2.1.2  Pengertian kepemimpinan
Kepemimpinan merupakan titik sentral dan penentu kebijakan dari kegiatan yang akan dilaksanakan dalam organisasi. Kepemimpinan adalah aktivitas untuk mempengaruhi perilaku orang lain agar supaya mereka mau diarahkan untuk mencapai tujuan tertentu.
Dari pengertian diatas kepemimpinan mengandung beberapa unsur pokok antara lain:
1) kepemimpinan melibatkan orang lain dan adanya situasi kelompok atau organisasi tempat pemimpin dan anggotanya berinteraksi,
2) di dalam kepemimpinan terjadi pembagian kekuasaan dan proses mempengaruhi bawahan oleh pemimpin, dan.

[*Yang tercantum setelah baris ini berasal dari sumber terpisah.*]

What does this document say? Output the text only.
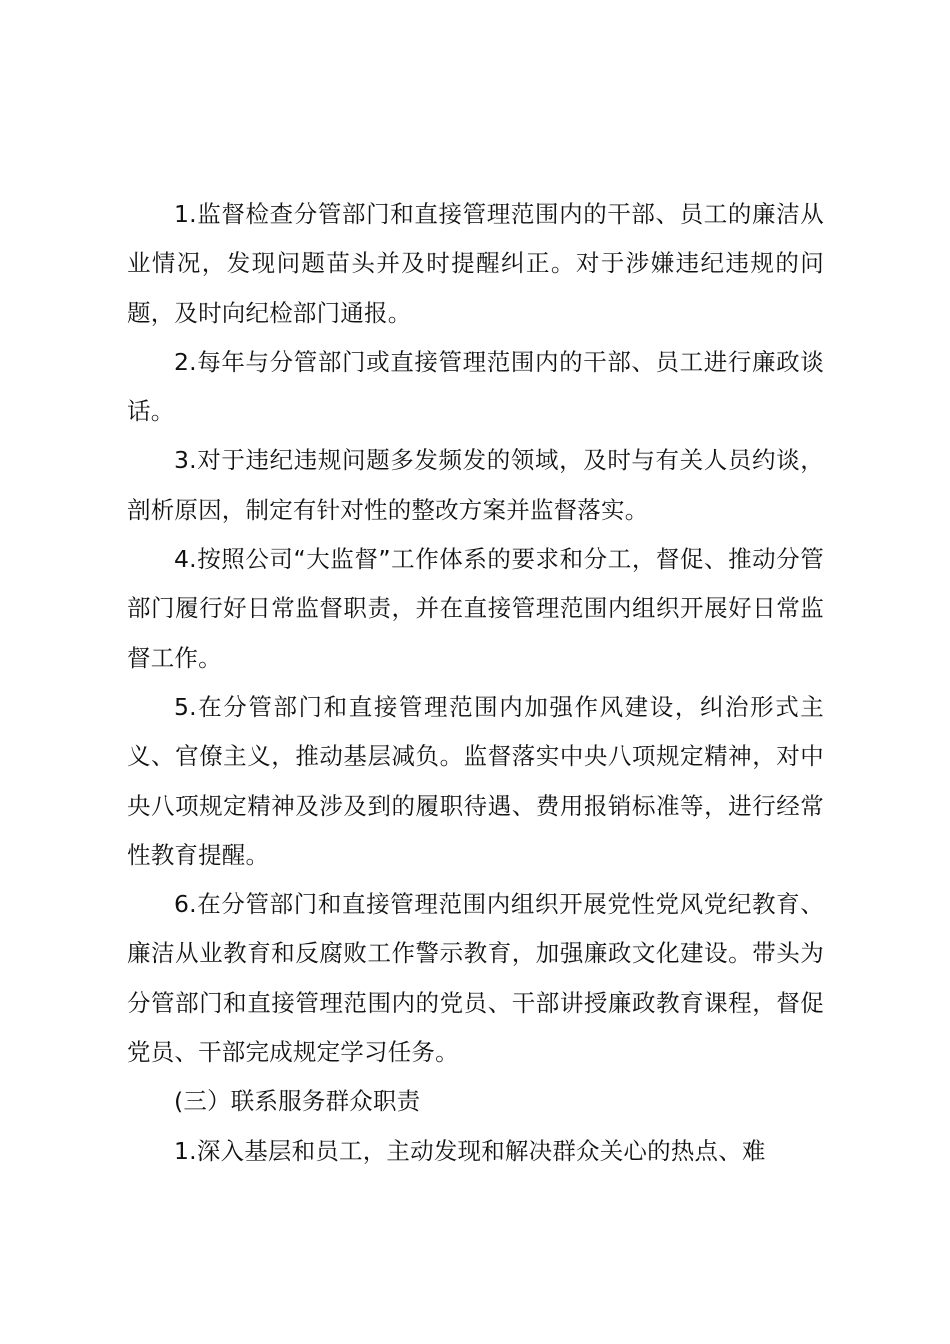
1.监督检查分管部门和直接管理范围内的干部、员工的廉洁从业情况，发现问题苗头并及时提醒纠正。对于涉嫌违纪违规的问题，及时向纪检部门通报。

2.每年与分管部门或直接管理范围内的干部、员工进行廉政谈话。

3.对于违纪违规问题多发频发的领域，及时与有关人员约谈，剖析原因，制定有针对性的整改方案并监督落实。

4.按照公司“大监督”工作体系的要求和分工，督促、推动分管部门履行好日常监督职责，并在直接管理范围内组织开展好日常监督工作。

5.在分管部门和直接管理范围内加强作风建设，纠治形式主义、官僚主义，推动基层减负。监督落实中央八项规定精神，对中央八项规定精神及涉及到的履职待遇、费用报销标准等，进行经常性教育提醒。

6.在分管部门和直接管理范围内组织开展党性党风党纪教育、廉洁从业教育和反腐败工作警示教育，加强廉政文化建设。带头为分管部门和直接管理范围内的党员、干部讲授廉政教育课程，督促党员、干部完成规定学习任务。

(三）联系服务群众职责

1.深入基层和员工，主动发现和解决群众关心的热点、难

3) adanya tujuan bersama yang harus dicapai.
Jadi, kepemimpinan adalah kemampuan untuk mempengaruhi perilaku seseorang atau sekelompok orang untuk mencapai tujuan tertentu pada situasi tertentu.



2.2. kepemimpinan hindu menurut nitisastra
1. Pengertian Kepemimpinan
Pemimpin adalah orang yang memimpin dan diberikan mandat oleh sekelompok orang untuk dijadikan panutan dan mampu bekerja sama dan mempunyai kemampuan dalam menggerakkan orang lain untuk mencapai tujuan bersama. Sedangkan Kepemimpinan adalah sekumpulan kemampuan yang dimiliki seorang pemimpin baik berupa kepribadian, sifat dan wibawa yang merupakan seni dalam menggerakkan orang lain untuk mengikuti perintah dan tugas yang diberikan dalam mencapai tujuan bersama, tanpa ada unsur paksaan. Atau dengan kata lain kepemimpinan juga dapat diartikan sebagai sistem mengkoordinasikan, kemampuan mengadakan perencanaan, kemampuan menggerakkan dan mengadakan pengawasan.
2. Pengertian Nīti Sāstra
Kitab atau susastra Hindu yang banyak mengulas tentang konsep-konsep kepemimpinan termasuk etika dan moral di dalamnya disebut dengan kitab “Nīti Sāstra”. Kata ini berasal dari Kata Sanskerta “Niti” yang berarti bimbingan, dukungan, bijaksana, kebijakan, etika. Sedangkan “sastra“ berarti perintah, ajaran, nasihat, aturan, teori, dan tulisan ilmiah. Berdasarkan uraian di atas, maka kata Nīti Sāstra berarti ajaran pemimpin. Dengan demikian ruang lingkup Nīti Sāstra tentu sangat luas mencakup pula etika, moralitas, sopan santun dan sebagainya. Dari pemahaman etimologi tersebut maka “Nīti Sāstra” dapat diartikan sebagai keseluruhan sastra yang memberikan ketentuan, bimbingan, arahan bagi umat manusia dalam berbagai aspek kehidupan agar menjadi lebih teratur, terarah, dan lebih baik dengan berlandaskan pada nilai-nilai moral Agama Hindu.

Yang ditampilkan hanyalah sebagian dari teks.